Tuttavia, analogamente a quanto previsto per la diffamazione a mezzo stampa, anche per quella effettuata tramite social network è applicabile l’esimente del diritto di cronaca. Di conseguenza, quando vengono rispettati determinati requisiti, una condotta astrattamente diffamatoria non è punibile se è espressione del diritto di cronaca o di critica.

La giurisprudenza ha infatti elaborato i princìpi applicabili alla professione giornalistica nel cosiddetto “decalogo del giornalista”: in base ad essi sussiste l’esimente del diritto di cronaca allorché siano rispettati questi tre presupposti: la verità dei fatti narrati, la continenza e correttezza della forma espositiva utilizzata, (ovvero la proporzionata rispetto alla rilevanza dei fatti esposti) e l’interesse pubblico alla conoscenza dei fatti riportati.

Sussistendo tali requisiti, la pubblicazione di una notizia costituisce legittimo esercizio del diritto di cronaca e, conseguentemente, esime il giornalista da qualsiasi responsabilità penale.

È legittimo quindi criticare un politico su Twitter senza essere “bannati”?

I social network sono divenuti col tempo luogo di scambio e di confronto delle reciproche opinioni politiche, spesso caratterizzate contenuti particolarmente aspri e fortemente critici.

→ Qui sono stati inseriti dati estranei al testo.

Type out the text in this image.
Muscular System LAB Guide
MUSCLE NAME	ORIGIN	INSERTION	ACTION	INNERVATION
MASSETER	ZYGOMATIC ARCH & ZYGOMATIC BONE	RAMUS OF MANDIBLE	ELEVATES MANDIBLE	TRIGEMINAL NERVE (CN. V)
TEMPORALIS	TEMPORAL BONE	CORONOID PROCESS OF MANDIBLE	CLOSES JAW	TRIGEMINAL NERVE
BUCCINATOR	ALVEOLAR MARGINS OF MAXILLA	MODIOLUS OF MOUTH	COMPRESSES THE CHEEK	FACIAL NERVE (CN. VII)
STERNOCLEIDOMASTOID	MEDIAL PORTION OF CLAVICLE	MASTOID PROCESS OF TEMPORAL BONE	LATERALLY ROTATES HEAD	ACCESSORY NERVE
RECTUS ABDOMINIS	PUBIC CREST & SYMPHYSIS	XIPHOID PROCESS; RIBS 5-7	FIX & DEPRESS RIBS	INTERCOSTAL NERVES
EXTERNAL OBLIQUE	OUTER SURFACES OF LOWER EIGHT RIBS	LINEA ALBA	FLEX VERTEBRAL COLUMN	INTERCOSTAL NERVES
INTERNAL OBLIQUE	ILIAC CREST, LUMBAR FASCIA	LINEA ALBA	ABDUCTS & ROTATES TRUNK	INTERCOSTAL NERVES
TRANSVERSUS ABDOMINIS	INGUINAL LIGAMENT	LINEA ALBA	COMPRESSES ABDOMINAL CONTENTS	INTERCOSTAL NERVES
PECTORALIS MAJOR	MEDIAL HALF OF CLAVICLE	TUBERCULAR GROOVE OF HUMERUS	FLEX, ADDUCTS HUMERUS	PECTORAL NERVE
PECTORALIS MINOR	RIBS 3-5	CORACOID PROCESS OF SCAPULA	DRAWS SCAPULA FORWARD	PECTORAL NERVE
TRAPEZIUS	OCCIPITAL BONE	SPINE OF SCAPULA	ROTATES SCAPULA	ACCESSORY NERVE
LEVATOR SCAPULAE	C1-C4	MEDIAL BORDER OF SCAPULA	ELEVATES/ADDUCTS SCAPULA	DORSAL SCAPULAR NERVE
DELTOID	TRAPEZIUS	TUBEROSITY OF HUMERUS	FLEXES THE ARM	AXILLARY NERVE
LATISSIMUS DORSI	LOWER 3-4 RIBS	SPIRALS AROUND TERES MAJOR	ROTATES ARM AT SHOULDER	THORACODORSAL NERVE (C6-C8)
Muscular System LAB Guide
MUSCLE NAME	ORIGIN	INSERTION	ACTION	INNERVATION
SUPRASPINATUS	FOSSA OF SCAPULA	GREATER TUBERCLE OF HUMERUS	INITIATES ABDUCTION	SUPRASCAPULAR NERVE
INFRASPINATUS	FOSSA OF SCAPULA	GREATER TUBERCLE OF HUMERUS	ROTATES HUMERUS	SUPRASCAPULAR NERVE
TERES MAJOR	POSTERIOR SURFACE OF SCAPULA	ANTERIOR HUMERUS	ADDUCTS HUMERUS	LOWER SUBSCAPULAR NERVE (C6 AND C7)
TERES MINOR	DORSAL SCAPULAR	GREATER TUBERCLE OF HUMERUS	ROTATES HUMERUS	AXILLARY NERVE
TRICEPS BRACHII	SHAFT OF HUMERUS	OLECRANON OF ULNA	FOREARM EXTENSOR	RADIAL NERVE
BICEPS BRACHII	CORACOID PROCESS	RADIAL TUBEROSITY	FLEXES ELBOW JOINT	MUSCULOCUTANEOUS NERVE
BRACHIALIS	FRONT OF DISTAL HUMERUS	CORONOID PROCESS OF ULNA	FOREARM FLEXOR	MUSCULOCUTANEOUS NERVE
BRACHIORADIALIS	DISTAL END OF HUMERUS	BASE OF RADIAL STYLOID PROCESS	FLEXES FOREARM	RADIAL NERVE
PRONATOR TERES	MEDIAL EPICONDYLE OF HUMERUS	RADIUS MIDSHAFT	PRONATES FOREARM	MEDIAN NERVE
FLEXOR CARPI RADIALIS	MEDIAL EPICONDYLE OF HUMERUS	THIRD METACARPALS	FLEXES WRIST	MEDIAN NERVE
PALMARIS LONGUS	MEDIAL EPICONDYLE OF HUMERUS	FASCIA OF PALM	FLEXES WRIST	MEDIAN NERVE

L’esercizio del diritto di critica, quale fondamentale corollario della più ampia libertà di espressione è pertanto sempre ammesso, purché si non travalichino i limiti espressi dal “decalogo del giornalista” e tali da configurare il reato di diffamazione a mezzo stampa.

Il rispetto di tali limiti in ogni caso non impedisce di per sé di “bloccare” quegli utenti che esprimano critiche ritenute sgradite, non sussistendo un principio che imponga ad una figura istituzionale di interagire con gli utenti che manifestino un’opinione discordante dalla propria.

Insomma, a ciascuno il proprio diritto: di criticare, ma anche di “bannare”.